Mr. HIStalk posted a Q and A in his blog recently relating to the dilemma experienced by hospital IT employees with Epic certifications who want to seek employment in other hospitals or consulting companies. (see: Monday Morning Update 7/30/12). More details are provided below:
From Maryann: “Re: Epic. I work directly for a hospital that is implementing several Epic modules over the next 5-7 years. I have two Epic certifications. I applied to several consulting companies and each one told me that they couldn’t hire me if my hospital was in the middle of an Epic implementation because of an agreement with Epic. Is this legal? How long to I have to wait if I leave my hospital before a consulting company will hire me?”
Mr. HIStalk reply: Welcome to the murky world of Epic non-competes and recruitment restrictions. Epic controls your opportunities with potential employers via separate agreements and/or implied punishment for poaching Epic-certified people. Is their practice legal and binding? Almost certainly not, but you’d need a lot of lawyer money to find out, and by the time you got a ruling, you could have just sat out your time as an untouchable by working in a non-Epic role somewhere (I think it’s a two-year timeout, but it may just be a year … I seem to remember there was discussion about changing it.) Epic’s practices are designed specifically to thwart exactly what you want to do – use your short-term Epic experience and certification to bail out on your employer and cash in with a consulting firm. Even if you had the financial resources and extended timeline needed to mount a legal challenge, there’s still no guarantee that you’ll get hired, because legal or not, nobody wants to cross Judy for fear of choking their own particular gold egg-laying goose. Not to add more rain on your parade, I’m not sure you can even easily move to another Epic hospital, but I’ll let those who have first-hand experience explain how all of this works.

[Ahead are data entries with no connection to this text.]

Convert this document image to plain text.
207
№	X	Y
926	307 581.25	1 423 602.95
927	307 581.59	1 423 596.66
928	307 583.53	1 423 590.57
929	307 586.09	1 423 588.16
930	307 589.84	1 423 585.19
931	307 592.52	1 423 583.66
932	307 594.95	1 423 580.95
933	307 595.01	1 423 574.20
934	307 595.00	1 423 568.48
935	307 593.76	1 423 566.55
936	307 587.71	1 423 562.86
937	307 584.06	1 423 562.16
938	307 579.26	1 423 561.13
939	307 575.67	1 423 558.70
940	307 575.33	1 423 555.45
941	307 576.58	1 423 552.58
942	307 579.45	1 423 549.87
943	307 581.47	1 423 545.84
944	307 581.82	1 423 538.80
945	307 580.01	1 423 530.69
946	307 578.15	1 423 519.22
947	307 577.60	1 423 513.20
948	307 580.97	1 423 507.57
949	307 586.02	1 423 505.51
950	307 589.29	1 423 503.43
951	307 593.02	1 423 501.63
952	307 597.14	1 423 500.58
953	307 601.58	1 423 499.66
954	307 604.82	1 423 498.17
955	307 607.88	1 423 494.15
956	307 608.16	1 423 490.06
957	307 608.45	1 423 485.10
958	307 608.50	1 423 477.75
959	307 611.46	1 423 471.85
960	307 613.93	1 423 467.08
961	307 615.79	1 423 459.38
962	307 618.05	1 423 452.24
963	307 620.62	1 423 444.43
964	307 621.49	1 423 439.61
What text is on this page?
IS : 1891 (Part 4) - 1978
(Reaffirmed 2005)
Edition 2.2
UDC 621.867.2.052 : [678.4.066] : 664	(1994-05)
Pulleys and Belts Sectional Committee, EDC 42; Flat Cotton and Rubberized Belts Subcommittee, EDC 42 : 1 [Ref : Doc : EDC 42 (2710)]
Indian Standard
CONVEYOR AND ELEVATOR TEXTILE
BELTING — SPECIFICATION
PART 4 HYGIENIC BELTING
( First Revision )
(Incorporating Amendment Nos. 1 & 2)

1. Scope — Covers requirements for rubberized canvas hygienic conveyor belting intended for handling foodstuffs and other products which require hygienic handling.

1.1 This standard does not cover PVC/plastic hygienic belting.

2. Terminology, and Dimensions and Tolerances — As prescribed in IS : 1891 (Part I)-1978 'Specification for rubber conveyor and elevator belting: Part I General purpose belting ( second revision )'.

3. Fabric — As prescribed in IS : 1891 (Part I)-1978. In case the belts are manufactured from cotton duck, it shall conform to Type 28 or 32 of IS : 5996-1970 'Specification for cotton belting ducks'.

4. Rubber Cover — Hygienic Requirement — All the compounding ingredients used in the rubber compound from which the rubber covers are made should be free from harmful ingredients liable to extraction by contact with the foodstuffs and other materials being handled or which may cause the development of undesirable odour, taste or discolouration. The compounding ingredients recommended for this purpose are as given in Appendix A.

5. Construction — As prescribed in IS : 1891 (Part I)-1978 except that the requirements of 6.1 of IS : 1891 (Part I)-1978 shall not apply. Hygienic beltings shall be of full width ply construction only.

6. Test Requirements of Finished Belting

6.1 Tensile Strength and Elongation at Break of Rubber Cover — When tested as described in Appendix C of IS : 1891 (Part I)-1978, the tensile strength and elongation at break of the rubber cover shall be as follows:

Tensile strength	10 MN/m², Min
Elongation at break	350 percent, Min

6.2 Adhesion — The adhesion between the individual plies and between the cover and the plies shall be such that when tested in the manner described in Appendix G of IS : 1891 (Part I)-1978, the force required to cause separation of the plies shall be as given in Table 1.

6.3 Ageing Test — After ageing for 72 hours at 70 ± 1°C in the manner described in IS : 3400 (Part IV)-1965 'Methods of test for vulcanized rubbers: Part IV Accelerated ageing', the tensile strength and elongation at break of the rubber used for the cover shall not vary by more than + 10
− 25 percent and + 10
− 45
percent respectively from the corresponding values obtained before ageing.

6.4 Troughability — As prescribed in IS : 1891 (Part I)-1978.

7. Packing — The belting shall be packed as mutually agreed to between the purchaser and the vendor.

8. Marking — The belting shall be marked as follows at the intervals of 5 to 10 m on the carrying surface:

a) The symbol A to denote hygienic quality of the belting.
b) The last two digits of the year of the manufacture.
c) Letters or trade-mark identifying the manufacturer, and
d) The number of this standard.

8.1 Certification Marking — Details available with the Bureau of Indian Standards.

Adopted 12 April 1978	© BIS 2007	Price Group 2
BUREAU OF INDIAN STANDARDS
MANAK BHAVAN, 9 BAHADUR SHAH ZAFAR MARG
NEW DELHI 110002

Epic and their hospital customers employ powerful tools to keep current IT personnel working on an Epic project from bailing out. According to Mr. HIStalk: Epic controls your opportunities with potential employers via separate agreements and/or implied punishment for poaching Epic-certified people. Both Epic and their hospital customers have a vested interest in keeping hospital IT personnel in their current jobs -- getting the system installed. This, of course, can work against the interests of the employee who, having been trained, may want to change cities or respond to an offer for higher pay. Also and for many hospitals, an install can go on for a prolonged period of time.
Some of this sounds a little fishy to me. For example, where are the consulting firms that are feeding at the Epic trough recruiting all of their numerous personnel? One option is for them to train some of their current employees on Epic and then have them certified. Some of this training could occur on current Epic jobs. Another approach would be to poach former hospital IT personnel after the expiration of the non-compete wait time -- one or two years. However, I bet that there is a lot of "wink-winks" going on because there is so much money at stake.
Here's some advice from a former Epic employee stating explicitly why working for a consulting firm is superior to working with Epic (see: Life After Epic). The one reference to non-compete (see below) deals only with the non-compete policy of the consulting firm to which one is applying for a position:
Before signing anything ask about their non-compete agreement. Most (reputable) companies will say that you can't work for the same client through any other consulting companies. However a couple of shady ones say you can't work for any of their clients through any other company. Don't sign with them.